New data released today from the technology analysts at Synergy Research Group contains positive news for cloud providers and the vendors that outfit their data centers.
“Across a range of cloud market segments, 2015 growth rates averaged 28 percent and annual revenues passed the $110 billion milestone,” John Dinsdale, Synergy Research Group chief analyst, told Datamation. The firm drew its conclusions from the four quarters ending Sept. 30, 2015.
“Among the segments, public IaaS/PaaS [infrastructure-as-a-service/platform as a service] saw the highest growth rates, but cloud infrastructure hardware and software still generate the most revenues at the moment,” continued Dinsdale. Combined, the public IaaS and PaaS market segments, led by Amazon and Microsoft, grew at a blistering rate of 51 percent.
The private and hybrid cloud infrastructure services segment wasn’t too far behind, with a growth rate of 45 percent. IBM and Amazon were the top performers in the category. In total, all segments grew at a rate of at least 16 percent, observed Synergy.

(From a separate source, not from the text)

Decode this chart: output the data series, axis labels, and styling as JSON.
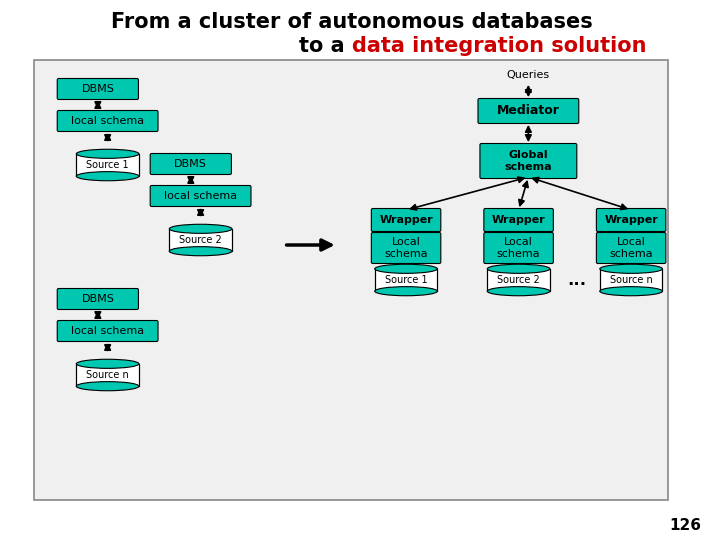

In the software-as-a-service (SaaS) segment, Salesforce and Microsoft are battling it out for dominance. Computer networking giant Cisco and Hewlett Packard Enterprise (HPE) are the vendors to beat in the public and private cloud infrastructure hardware and software segments.

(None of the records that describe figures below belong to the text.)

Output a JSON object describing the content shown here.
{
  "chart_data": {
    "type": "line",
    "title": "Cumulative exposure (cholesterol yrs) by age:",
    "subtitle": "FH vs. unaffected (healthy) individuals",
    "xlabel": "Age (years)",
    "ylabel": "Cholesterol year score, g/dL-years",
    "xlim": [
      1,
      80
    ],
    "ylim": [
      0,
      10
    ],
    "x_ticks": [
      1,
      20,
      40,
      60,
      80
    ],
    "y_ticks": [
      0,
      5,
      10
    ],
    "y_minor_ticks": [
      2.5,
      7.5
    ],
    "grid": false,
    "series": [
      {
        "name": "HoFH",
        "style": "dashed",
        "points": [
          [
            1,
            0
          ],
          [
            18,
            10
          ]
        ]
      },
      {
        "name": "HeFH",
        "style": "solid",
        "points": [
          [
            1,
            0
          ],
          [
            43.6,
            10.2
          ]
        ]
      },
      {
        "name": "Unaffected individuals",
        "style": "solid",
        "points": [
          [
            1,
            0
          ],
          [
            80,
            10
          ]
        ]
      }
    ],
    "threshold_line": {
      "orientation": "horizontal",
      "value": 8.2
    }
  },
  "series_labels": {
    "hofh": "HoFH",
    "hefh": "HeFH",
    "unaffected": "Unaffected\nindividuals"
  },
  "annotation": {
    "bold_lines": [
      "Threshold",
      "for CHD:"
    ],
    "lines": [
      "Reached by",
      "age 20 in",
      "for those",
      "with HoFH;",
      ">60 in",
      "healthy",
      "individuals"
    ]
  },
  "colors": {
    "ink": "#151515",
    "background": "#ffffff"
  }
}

Cisco was also named a leader in the unified-communications-as-a-service (UCaaS) category, alongside Citrix. According to another report released yesterday by Synergy, the UCaaS market is growing 16 percent annually, with annualized revenues now totaling $4 billion.
Cisco, Citrix and Microsoft are the top three providers of standalone UCaaS applications, a category that includes cloud-delivered videoconferencing, Web conferencing and hosted contact center software. In integrated UCaaS business suites, a segment that is growing at 23 percent annually, RingCentral, 8×8 and Vonage take the lead.
During the four quarters tracked by Synergy, cloud services infrastructure hardware and software spending surpassed $60 billion, driven by private cloud spending although the public cloud is catching up quickly.
Cloud services providers generated $20 billion from infrastructure services (IaaS, PaaS, private and hybrid cloud services), during the 12-month survey of the market. SaaS accounted for $27 billion in cloud spending.
In the face of such lofty figures, the message to the IT industry is clear, according to Dinsdale. “Cloud has now passed way beyond the early adopter phase and is truly a mainstream phenomenon,” he said. “High growth rates will persist for many more years.”